A fast train (source: https://unsplash.com/photos/60VrGk-bfeA)

How Wix improved website performance by evolving their infrastructure

How Wix improved website performance by evolving their infrastructure

A case study of some major changes introduced at Wix to improve website loading performance for millions of sites, clearing the path for them to receive good PageSpeed Insights and Core Web Vitals scores.

Alon leads the core backend team at Wix.

Thanks to leveraging industry standards, cloud providers, and CDN capabilities, combined with a major rewrite of our website runtime, the percentage of Wix sites reaching good 75th percentile scores on all Core Web Vitals (CWV) metrics more than tripled year over year, according to data from CrUX and HTTPArchive.

Wix adopted a performance-oriented culture, and further improvements will continue rolling out to users. As we focus on performance KPIs, we expect to see the number of sites passing CWV thresholds grow.

Overview #

The world of performance is beautifully complex, with many variables and intricacies. Research shows that site speed has a direct impact on conversion rates and revenues for businesses. In recent years, the industry has put more emphasis on performance visibility and making the web faster. Starting in May 2021, page experience signals will be included in Google Search ranking.

The unique challenge at Wix is supporting millions of sites, some of which were built many years ago and have not been updated since. We have various tools and articles to assist our users on what they can do to analyze and improve the performance of their sites.

Wix is a managed environment and not everything is in the hands of the user. Sharing common infrastructures presents many challenges for all these sites, but also opens opportunities for major enhancements across the board, i.e. leveraging the economies of scale.

In this post I will focus on enhancements done around serving the initial HTML, which initiates the page loading process.

Speaking in a common language #

One of the core difficulties with performance is finding a common terminology to discuss different aspects of the user experience, while considering both the technical and perceived performance. Using a well-defined, common language within the organization enabled us to easily discuss and categorize the different technical parts and trade-offs, clarified our performance reports and tremendously helped to understand what aspects we should focus on improving first.
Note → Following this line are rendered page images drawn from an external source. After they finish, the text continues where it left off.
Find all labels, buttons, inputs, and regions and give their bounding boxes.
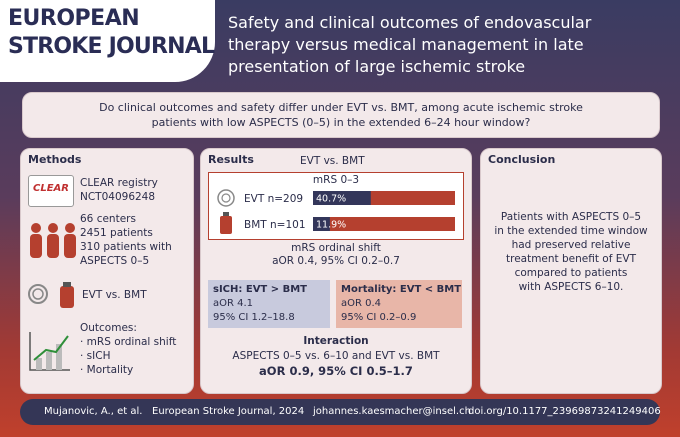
text-line: · sICH <box>80 350 111 362</box>
people-icon <box>30 223 76 258</box>
footer-bar <box>20 399 660 425</box>
logo-icon <box>28 175 74 207</box>
text-line: 66 centers <box>80 213 136 225</box>
text-line: 95% CI 1.2–18.8 <box>213 312 295 323</box>
text-line: mRS ordinal shift <box>291 242 381 254</box>
value-label: 40.7% <box>316 194 346 205</box>
text-line: CLEAR registry <box>80 177 158 189</box>
comparison: EVT vs. BMT <box>300 155 365 167</box>
people <box>30 223 76 258</box>
text-line: 95% CI 0.2–0.9 <box>341 312 417 323</box>
cohort: 66 centers 2451 patients 310 patients wi… <box>80 212 172 268</box>
group-label: EVT n=209 <box>244 193 304 205</box>
text-line: aOR 4.1 <box>213 298 254 309</box>
title-line: Safety and clinical outcomes of endovasc… <box>228 13 592 32</box>
text-line: aOR 0.4 <box>341 298 382 309</box>
shift: mRS ordinal shift aOR 0.4, 95% CI 0.2–0.… <box>208 242 464 268</box>
title: Safety and clinical outcomes of endovasc… <box>228 12 591 78</box>
text-line: aOR 0.9, 95% CI 0.5–1.7 <box>259 364 413 378</box>
conclusion-text: Patients with ASPECTS 0–5 in the extende… <box>480 210 662 294</box>
heading: Results <box>208 153 254 166</box>
logo-box <box>0 0 215 82</box>
logo-text: STROKE JOURNAL <box>8 34 215 59</box>
footer-journal: European Stroke Journal, 2024 <box>152 406 305 417</box>
heading: Conclusion <box>488 153 556 166</box>
mortality-box <box>336 280 462 328</box>
logo-label: CLEAR <box>33 183 69 194</box>
text-line: 2451 patients <box>80 227 153 239</box>
chart-icon <box>29 332 70 371</box>
title-line: therapy versus medical management in lat… <box>228 35 584 54</box>
footer-email: johannes.kaesmacher@insel.ch <box>313 406 471 417</box>
outcomes: Outcomes: · mRS ordinal shift · sICH · M… <box>80 321 176 377</box>
heading: Methods <box>28 153 82 166</box>
footer-author: Mujanovic, A., et al. <box>44 406 143 417</box>
value-label: 11.9% <box>316 220 346 231</box>
sich-box <box>208 280 330 328</box>
text-line: ASPECTS 0–5 <box>80 255 150 267</box>
bar-track <box>313 217 455 231</box>
bar <box>313 191 371 205</box>
bar <box>313 217 330 231</box>
text-line: in the extended time window <box>494 225 648 237</box>
text-line: with ASPECTS 6–10. <box>518 281 624 293</box>
group-label: BMT n=101 <box>244 219 306 231</box>
text-line: · mRS ordinal shift <box>80 336 177 348</box>
text-line: had preserved relative <box>511 239 631 251</box>
footer-doi: doi.org/10.1177_23969873241249406 <box>468 406 661 417</box>
question: Do clinical outcomes and safety differ u… <box>22 100 660 130</box>
text-line: 310 patients with <box>80 241 172 253</box>
interaction: Interaction ASPECTS 0–5 vs. 6–10 and EVT… <box>200 334 472 379</box>
question-line: patients with low ASPECTS (0–5) in the e… <box>151 116 531 129</box>
registry: CLEAR registry NCT04096248 <box>80 176 158 204</box>
sich: sICH: EVT > BMT aOR 4.1 95% CI 1.2–18.8 <box>213 283 307 325</box>
text-line: Outcomes: <box>80 322 137 334</box>
text-line: treatment benefit of EVT <box>505 253 636 265</box>
text-line: Mortality: EVT < BMT <box>341 284 462 295</box>
logo-text: EUROPEAN <box>8 6 140 31</box>
question-line: Do clinical outcomes and safety differ u… <box>99 101 583 114</box>
question-box <box>22 92 660 138</box>
text-line: aOR 0.4, 95% CI 0.2–0.7 <box>272 255 400 267</box>
text-line: Interaction <box>303 335 369 347</box>
title-line: presentation of large ischemic stroke <box>228 57 526 76</box>
evt-bmt-icon <box>28 282 74 308</box>
text-line: · Mortality <box>80 364 134 376</box>
comparison: EVT vs. BMT <box>82 289 147 301</box>
text-line: compared to patients <box>514 267 628 279</box>
text-line: Patients with ASPECTS 0–5 <box>500 211 642 223</box>
mrs-title: mRS 0–3 <box>312 174 360 186</box>
conclusion-panel <box>480 148 662 394</box>
text-line: NCT04096248 <box>80 191 156 203</box>
text-line: ASPECTS 0–5 vs. 6–10 and EVT vs. BMT <box>232 350 440 362</box>
text-line: sICH: EVT > BMT <box>213 284 307 295</box>
mortality: Mortality: EVT < BMT aOR 0.4 95% CI 0.2–… <box>341 283 461 325</box>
We adjusted all our monitoring and internal discussions to include industry standard metrics such as Web Vitals, which include:

A diagram of the 2020 Core Web Vitals: LCP, FID, and CLS.
Core Web Vitals

Site complexity and performance scores #

It's pretty easy to create a site that loads instantly so long as you make it very simple using only HTML and serve it via a CDN.
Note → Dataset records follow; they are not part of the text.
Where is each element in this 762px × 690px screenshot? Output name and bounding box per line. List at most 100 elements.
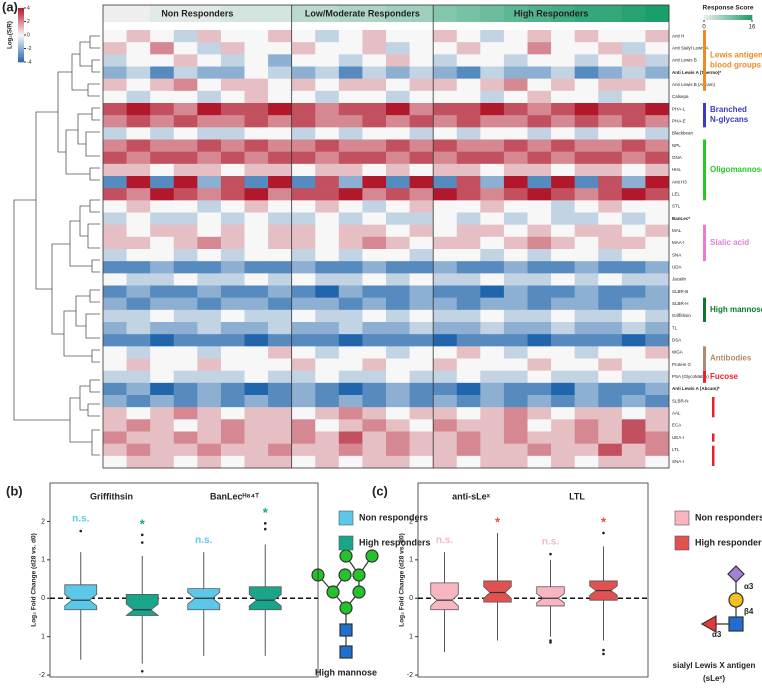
heat-cell — [173, 309, 198, 323]
row-label: SNA-I — [672, 459, 684, 464]
response-cell — [126, 5, 151, 22]
heat-cell — [574, 42, 599, 55]
legend-swatch — [338, 510, 354, 526]
fucose-bar — [712, 445, 715, 466]
heat-cell — [645, 127, 670, 140]
heat-cell — [645, 249, 670, 262]
heat-cell — [527, 224, 552, 238]
heat-cell — [315, 419, 340, 432]
heat-cell — [574, 370, 599, 384]
heat-cell — [480, 395, 505, 408]
heat-cell — [315, 395, 340, 408]
heat-cell — [103, 431, 127, 444]
heat-cell — [621, 103, 646, 116]
heat-cell — [527, 127, 552, 140]
heat-cell — [291, 431, 316, 444]
heat-cell — [291, 273, 316, 286]
heat-cell — [197, 188, 222, 201]
response-step — [728, 15, 731, 20]
panel-label: (c) — [372, 483, 388, 498]
heat-cell — [268, 309, 292, 323]
heat-cell — [409, 322, 434, 335]
heat-cell — [409, 334, 434, 347]
group-label: Low/Moderate Responders — [305, 8, 420, 18]
heat-cell — [220, 30, 245, 43]
heat-cell — [386, 103, 410, 116]
group-bar — [703, 103, 706, 128]
heat-cell — [103, 285, 127, 298]
heat-cell — [197, 236, 222, 250]
heat-cell — [173, 382, 198, 396]
heat-cell — [621, 90, 646, 104]
heat-cell — [126, 322, 151, 335]
heat-cell — [197, 395, 222, 408]
heat-cell — [244, 358, 269, 371]
heat-cell — [103, 249, 127, 262]
heat-cell — [173, 395, 198, 408]
heat-cell — [409, 249, 434, 262]
colorbar-step — [18, 45, 24, 48]
heat-cell — [598, 90, 623, 104]
heat-cell — [503, 273, 528, 286]
heat-cell — [173, 249, 198, 262]
row-label: LTL — [672, 447, 680, 452]
heat-cell — [315, 455, 340, 469]
response-tick-label: 0 — [702, 25, 706, 31]
heat-cell — [338, 261, 363, 274]
group-bar — [703, 30, 706, 91]
response-cell — [173, 5, 198, 22]
response-cell — [197, 5, 222, 22]
heat-cell — [244, 176, 269, 189]
heat-cell — [173, 285, 198, 298]
heat-cell — [386, 249, 410, 262]
heat-cell — [551, 139, 575, 152]
heat-cell — [150, 395, 175, 408]
heat-cell — [220, 419, 245, 432]
heat-cell — [338, 151, 363, 165]
heat-cell — [598, 395, 623, 408]
heat-cell — [456, 285, 481, 298]
heat-cell — [456, 334, 481, 347]
heat-cell — [197, 42, 222, 55]
heat-cell — [527, 163, 552, 177]
heat-cell — [103, 346, 127, 359]
heat-cell — [315, 236, 340, 250]
heat-cell — [503, 163, 528, 177]
legend-label: High responders — [695, 537, 762, 547]
slex-glycan — [700, 565, 745, 634]
heat-cell — [409, 54, 434, 67]
heat-cell — [527, 42, 552, 55]
heat-cell — [598, 334, 623, 347]
heat-cell — [338, 407, 363, 420]
colorbar-step — [18, 52, 24, 55]
plot-frame — [49, 482, 319, 678]
group-bar — [703, 346, 706, 371]
heat-cell — [126, 139, 151, 152]
heat-cell — [103, 54, 127, 67]
heat-cell — [220, 200, 245, 213]
heat-cell — [173, 212, 198, 225]
heat-cell — [456, 407, 481, 420]
legend-label: High responders — [359, 537, 431, 547]
heat-cell — [173, 297, 198, 311]
group-name: Antibodies — [710, 354, 752, 363]
colorbar-step — [18, 10, 24, 13]
heat-cell — [150, 78, 175, 92]
heat-cell — [480, 30, 505, 43]
heat-cell — [126, 236, 151, 250]
heat-cell — [386, 346, 410, 359]
heat-cell — [574, 273, 599, 286]
heat-cell — [574, 236, 599, 250]
heat-cell — [362, 370, 387, 384]
heat-cell — [433, 249, 458, 262]
heat-cell — [315, 54, 340, 67]
row-label: Calsepa — [672, 94, 689, 99]
heat-cell — [291, 346, 316, 359]
group-name: Oligomannose — [710, 165, 762, 174]
heat-cell — [621, 163, 646, 177]
row-label: MAL — [672, 228, 682, 233]
heat-cell — [409, 127, 434, 140]
heat-cell — [338, 358, 363, 371]
heat-cell — [220, 334, 245, 347]
heat-cell — [103, 358, 127, 371]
PageSpeed Insights Example

However, the reality is that sites are getting more and more complex and sophisticated, operating more like applications rather than documents, and supporting functionalities such as blogs, e-commerce solutions, custom code, etc.

Wix offers a very large variety of templates, enabling its users to easily build a site with many business capabilities. Those additional features often come with some performance costs.

The journey #

In the beginning, there was HTML #

Every time a webpage is loaded, it always starts with an initial request to a URL in order to retrieve the HTML document. This HTML response triggers all the additional client requests and browser logic to run and render your site. This is the most important part of the page loading, because nothing happens until the beginning of the response arrives (known as TTFB - time to first byte).

WebPageTest First View
WebPageTest First View

The past: client-side rendering (CSR) #

When operating large scale systems, you always have trade-offs you need to consider, such as performance, reliability and costs. Up to a few years ago, Wix used client-side rendering (CSR), in which the actual HTML content was generated via JavaScript on the client side (i.e. in the browser) allowing us to support a high scale of sites without having huge backend operational costs.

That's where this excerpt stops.